Estimation of the probability that an association is not
due to chance will be based on one of several inferential
statistics, chi-square being the one used in most crosstabular analyses.
Chi-square An inferential statistic used to test
hypotheses about relationships between two or more
variables in a crosstabulation.
Evaluating Association, cont.


When the analyst feels reasonably confident (at
least 95% confident) that an association was not
due to chance, it is said that the association is
statistically significant.
Statistical significance means that an association
is not likely to be due to chance, according to some
criterion set by the analyst.
Evaluating Association, cont.



But statistical significance is not everything.
Sampling error decreases as sample size
increases.
For this same reason, an association is less
likely to appear on the basis of chance in a
larger sample than in a smaller sample.
Controlling For a Third Variable


Crosstabulation can also be used to study the
relationship between two variables while
controlling for other variables.
Three different uses for three-variable
crosstabulation:
Controlling For a Third Variable,
cont.



Testing a relationship for possible spuriousness
helps to meet the nonspuriousness criterion for
causality.
Identifying an intervening variable can help to
chart the causal mechanism by which variation in
the independent variable influences variation in the
dependent variable.
Specifying the conditions when a relationship
occurs can help to improve our understanding of
the nature of that relationship.
Exhibit 14.31
Exhibit 14.34
Regression Analysis



In order to read most statistical reports and to
conduct more sophisticated analyses of social data,
you will have to extend your statistical knowledge.
Many statistical reports and articles published in
social science journals use a statistical technique
called regression analysis or correlational
analysis to describe the association between two
or more quantitative variables.
The terms actually refer to different aspects of the
same technique.
Analyzing Data Ethically: How Not
to Lie About Relationships




When the data analyst begins to examine
relationships among variables in some real
data, social science research becomes most
exciting.
The moment of truth, it would seem, has
arrived.
Either the hypotheses are supported or they are
not.
But, in fact, this is also a time to proceed with
caution and to evaluate the analyses of others
with even more caution.
Analyzing Data Ethically: How Not to
Lie About Relationships, cont.




This range of possibilities presents a great
hazard for data analysis.
It becomes tempting to search around in the
data until something interesting emerges.

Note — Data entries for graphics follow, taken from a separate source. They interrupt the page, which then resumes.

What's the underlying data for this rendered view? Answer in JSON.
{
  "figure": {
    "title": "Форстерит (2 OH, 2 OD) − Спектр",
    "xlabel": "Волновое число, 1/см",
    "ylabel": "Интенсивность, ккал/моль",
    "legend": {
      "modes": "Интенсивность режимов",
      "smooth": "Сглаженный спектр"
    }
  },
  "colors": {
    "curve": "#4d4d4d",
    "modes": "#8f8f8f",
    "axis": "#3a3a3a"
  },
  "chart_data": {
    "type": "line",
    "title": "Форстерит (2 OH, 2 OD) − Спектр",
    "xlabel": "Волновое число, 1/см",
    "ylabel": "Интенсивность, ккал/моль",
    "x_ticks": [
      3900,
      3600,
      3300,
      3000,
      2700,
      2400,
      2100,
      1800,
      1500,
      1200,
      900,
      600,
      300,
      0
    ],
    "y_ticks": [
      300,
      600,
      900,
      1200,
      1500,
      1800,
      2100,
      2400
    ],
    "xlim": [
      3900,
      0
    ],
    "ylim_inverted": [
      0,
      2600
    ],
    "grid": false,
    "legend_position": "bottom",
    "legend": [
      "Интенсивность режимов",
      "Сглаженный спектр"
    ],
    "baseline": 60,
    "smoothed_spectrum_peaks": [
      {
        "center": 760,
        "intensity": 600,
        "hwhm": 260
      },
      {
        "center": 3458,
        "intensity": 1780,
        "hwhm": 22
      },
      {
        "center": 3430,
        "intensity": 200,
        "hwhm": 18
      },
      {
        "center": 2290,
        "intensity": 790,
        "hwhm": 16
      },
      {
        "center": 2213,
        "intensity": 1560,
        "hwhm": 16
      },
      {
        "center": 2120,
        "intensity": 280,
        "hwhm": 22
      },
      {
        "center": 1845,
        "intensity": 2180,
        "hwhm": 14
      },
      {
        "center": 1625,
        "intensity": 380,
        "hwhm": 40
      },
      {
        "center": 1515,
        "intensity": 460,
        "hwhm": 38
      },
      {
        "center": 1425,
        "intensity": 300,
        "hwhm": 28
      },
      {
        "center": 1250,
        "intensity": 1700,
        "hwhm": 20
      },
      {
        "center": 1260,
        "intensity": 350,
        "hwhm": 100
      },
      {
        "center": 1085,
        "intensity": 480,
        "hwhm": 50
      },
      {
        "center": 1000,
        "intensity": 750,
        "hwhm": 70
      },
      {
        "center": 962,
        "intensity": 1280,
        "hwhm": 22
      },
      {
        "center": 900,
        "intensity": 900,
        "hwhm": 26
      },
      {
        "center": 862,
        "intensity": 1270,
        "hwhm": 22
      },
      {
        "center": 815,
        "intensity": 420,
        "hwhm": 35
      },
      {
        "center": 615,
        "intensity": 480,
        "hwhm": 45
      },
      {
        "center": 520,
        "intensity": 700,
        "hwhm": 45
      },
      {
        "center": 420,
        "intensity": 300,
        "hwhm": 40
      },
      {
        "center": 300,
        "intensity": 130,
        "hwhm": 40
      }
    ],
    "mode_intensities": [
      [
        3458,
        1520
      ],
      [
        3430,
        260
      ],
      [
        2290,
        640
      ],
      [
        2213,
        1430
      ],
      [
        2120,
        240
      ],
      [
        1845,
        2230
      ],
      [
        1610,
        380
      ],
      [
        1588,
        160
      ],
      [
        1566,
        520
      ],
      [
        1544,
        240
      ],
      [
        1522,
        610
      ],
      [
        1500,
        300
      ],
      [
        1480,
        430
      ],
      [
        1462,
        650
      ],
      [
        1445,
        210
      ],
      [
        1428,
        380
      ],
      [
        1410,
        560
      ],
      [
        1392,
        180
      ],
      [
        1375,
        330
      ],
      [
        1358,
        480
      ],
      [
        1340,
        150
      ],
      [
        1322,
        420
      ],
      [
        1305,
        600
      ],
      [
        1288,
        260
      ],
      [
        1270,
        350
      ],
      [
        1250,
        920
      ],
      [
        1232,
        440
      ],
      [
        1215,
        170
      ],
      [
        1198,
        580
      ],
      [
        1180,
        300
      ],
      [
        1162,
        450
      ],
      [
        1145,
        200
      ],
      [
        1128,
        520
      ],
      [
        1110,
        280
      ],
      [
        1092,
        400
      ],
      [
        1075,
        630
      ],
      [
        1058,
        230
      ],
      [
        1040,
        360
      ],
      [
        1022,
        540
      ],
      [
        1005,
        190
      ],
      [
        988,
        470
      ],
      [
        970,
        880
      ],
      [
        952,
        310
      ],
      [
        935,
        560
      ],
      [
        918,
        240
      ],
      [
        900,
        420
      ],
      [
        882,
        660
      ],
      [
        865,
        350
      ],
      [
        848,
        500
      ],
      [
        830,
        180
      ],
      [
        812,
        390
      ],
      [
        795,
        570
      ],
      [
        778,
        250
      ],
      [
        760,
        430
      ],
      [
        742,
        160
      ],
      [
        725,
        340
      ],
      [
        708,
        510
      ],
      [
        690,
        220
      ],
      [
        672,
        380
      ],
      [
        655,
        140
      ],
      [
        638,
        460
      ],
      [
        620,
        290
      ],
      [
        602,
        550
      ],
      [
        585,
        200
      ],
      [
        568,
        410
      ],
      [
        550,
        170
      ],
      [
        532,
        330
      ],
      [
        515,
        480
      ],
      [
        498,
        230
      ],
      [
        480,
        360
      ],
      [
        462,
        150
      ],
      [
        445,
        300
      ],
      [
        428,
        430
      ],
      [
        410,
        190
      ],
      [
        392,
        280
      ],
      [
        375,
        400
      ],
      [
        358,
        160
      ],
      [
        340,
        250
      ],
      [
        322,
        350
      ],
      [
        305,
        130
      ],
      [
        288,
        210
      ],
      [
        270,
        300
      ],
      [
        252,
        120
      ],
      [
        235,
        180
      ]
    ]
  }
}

Rejected hypotheses are forgotten in favor of
highlighting what’s going on in the data.
It’s not wrong to examine data for unanticipated
relationships; the problem is that inevitably
some relationships among variables will appear
just on the basis of chance association alone.
Analyzing Data Ethically: How Not
to Lie About Relationships, cont.




If you search hard and long enough, it will be
possible to come up with something that really
means nothing.
Serendipitous findings do not need to be
ignored, but they must be reported as such.
Subsequent researchers can try to test
deductively the ideas generated by our
explorations.
It is also important to understand the statistical
techniques we are using and to use them
appropriately.
Conclusions


We have demonstrated how a researcher can
describe social phenomena, identify relationships
among them, explore the reasons for these
relationships, and test hypotheses about them.
Statistics provide a remarkably useful tool for
developing our understanding of the social world, a
tool that we can use both to test our ideas and to
generate new ones.
Conclusions, cont.



The numbers will be worthless if the methods used
to generate the data are not valid; and the numbers
will be misleading if they are not used appropriately,
taking into account the type of data to which they
are applied.
And even assuming valid methods and proper use
of statistics, there’s one more critical step, because
the numbers do not speak for themselves.
Ultimately, it is how we interpret and report the
statistics that determines their usefulness.